L’incontro Il punto è stato fatto durante un incontro- come fanno sapere da palazzo Donini – della presidente della Regione, Donatella Tesei, e l’assessore regionale ai Trasporti Enrico Melasecche, il sindaco di Perugia Andrea Romizi e l’assessore comunale magnifico rettore dell’Università degli studi di Perugia Maurizio Oliviero, direttore e dirigenti dell’Università degli studi e dell’Università per Stranieri.
Il documento Ora al vaglio c’è una proposta in linea con il modello sperimentato nello scorso anno accademico, da sottoporre ai gestori del trasporto pubblico locale al fine di strutturare in via definitiva il Pass Umbria-UniPg ed ampliare la misura, estendendola anche agli studenti parauniversitari finora esclusi dalla tariffa agevolata.

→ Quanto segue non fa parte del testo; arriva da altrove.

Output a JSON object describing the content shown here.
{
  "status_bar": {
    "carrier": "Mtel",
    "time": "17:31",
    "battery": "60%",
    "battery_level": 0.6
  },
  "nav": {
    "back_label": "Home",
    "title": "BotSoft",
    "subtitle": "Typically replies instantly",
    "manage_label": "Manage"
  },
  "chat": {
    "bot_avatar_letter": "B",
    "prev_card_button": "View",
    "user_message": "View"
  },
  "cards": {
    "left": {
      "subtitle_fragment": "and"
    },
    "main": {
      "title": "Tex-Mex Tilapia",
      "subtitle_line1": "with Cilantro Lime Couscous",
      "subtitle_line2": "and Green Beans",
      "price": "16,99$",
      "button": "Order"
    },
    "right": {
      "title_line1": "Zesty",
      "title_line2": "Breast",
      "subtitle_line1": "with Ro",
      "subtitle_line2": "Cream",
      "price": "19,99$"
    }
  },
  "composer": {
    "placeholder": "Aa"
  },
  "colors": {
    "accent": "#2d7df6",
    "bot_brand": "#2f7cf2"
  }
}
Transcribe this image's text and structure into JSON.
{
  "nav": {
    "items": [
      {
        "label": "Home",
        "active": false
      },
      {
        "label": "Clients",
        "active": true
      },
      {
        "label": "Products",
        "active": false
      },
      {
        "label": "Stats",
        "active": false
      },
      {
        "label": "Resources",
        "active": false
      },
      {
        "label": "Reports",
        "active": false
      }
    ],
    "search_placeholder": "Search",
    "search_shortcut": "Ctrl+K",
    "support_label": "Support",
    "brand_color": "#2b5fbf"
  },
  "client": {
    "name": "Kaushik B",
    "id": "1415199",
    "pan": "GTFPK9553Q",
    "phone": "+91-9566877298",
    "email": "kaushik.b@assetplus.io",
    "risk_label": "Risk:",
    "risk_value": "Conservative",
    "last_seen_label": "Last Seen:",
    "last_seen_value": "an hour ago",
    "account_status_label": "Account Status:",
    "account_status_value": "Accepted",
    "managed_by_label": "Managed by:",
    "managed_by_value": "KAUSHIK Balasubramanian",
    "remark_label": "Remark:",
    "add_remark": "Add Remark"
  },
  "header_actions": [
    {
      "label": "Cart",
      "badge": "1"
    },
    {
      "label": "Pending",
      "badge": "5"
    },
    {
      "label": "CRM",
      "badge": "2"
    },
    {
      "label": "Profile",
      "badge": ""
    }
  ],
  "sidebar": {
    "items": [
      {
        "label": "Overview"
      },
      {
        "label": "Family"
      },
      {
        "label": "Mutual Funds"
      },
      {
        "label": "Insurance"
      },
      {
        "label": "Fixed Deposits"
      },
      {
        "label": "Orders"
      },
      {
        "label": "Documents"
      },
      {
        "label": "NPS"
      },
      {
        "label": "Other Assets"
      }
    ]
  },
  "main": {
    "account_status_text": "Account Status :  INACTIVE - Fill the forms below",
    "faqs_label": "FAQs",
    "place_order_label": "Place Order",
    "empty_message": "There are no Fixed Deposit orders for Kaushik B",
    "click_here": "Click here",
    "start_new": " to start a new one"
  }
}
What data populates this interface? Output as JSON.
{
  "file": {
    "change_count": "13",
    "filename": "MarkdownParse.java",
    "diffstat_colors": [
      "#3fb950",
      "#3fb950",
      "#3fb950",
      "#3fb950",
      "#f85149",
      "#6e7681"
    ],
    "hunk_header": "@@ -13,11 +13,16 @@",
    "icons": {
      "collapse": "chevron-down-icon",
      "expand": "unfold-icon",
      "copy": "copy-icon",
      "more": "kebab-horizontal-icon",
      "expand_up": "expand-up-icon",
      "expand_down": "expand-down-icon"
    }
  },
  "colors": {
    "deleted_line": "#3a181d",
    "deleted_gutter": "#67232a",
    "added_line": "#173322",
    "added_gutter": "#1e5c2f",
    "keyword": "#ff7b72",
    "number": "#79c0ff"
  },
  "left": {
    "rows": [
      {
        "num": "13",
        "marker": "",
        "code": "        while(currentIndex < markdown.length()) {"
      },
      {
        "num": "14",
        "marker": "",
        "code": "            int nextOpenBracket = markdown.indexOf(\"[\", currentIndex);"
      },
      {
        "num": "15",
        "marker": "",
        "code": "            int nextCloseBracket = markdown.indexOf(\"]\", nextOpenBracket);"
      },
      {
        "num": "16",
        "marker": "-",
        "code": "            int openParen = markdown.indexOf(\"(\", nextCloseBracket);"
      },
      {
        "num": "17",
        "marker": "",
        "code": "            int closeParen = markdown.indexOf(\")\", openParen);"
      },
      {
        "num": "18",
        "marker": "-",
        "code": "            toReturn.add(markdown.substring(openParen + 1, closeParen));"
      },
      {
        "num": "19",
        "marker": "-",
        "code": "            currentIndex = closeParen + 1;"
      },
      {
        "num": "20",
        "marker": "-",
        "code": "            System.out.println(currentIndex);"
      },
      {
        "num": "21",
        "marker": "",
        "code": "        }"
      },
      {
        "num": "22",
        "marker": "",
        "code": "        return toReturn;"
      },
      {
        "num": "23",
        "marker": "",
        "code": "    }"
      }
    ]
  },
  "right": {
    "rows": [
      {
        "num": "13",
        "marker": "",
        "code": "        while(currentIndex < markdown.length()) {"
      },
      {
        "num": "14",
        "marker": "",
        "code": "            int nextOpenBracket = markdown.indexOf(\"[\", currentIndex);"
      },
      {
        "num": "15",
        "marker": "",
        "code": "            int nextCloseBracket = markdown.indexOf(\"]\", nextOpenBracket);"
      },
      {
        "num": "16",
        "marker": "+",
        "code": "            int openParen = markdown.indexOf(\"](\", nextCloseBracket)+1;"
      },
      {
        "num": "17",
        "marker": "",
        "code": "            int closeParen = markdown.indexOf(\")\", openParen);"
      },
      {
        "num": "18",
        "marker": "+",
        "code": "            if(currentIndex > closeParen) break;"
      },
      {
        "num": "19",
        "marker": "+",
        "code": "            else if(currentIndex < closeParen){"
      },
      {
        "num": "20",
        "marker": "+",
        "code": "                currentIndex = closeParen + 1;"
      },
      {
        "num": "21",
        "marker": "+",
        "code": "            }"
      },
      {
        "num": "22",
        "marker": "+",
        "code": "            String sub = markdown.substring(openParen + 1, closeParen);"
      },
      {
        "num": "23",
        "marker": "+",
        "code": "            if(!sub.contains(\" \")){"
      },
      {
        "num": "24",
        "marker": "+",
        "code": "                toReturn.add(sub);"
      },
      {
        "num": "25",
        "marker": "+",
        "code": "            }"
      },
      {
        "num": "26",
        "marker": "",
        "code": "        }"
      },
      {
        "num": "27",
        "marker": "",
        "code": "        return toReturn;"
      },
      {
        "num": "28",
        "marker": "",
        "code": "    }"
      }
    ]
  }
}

Seguiranno ulteriori incontri e poi l’obiettivo è quello di formalizzare l’accordo entro la prossima estate.
Strumento di mobilità La convenzione, scaduta il 30 settembre, è sottoscritta da Regione, Comune di Perugia, le due università, Busitalia e Minimetrò prevedeva la possibilità per gli studenti di viaggiare a prezzi agevolati su tutti i mezzi. Il rinnovo è stato chiesto a gran voce da studenti e studentesse come «fondamentale strumento di mobilità e di diritto allo studio per la categoria studentesca», ma nella nuova convenzione ci sono stati alcuni ostacoli da superare. La Regione ha messo sul piatto 400 mila euro, il Comune 190 mila e l’Università degli studi 150 mila. L’obiettivo era quello di raggiungere almeno 20 mila sottoscrizioni così da permettere di rimanere nel budget. Il problema è che ne sono stati venduti 12.600, col risultato che servono subito 400 mila euro per coprire la differenza relativa al primo anno di sperimentazione.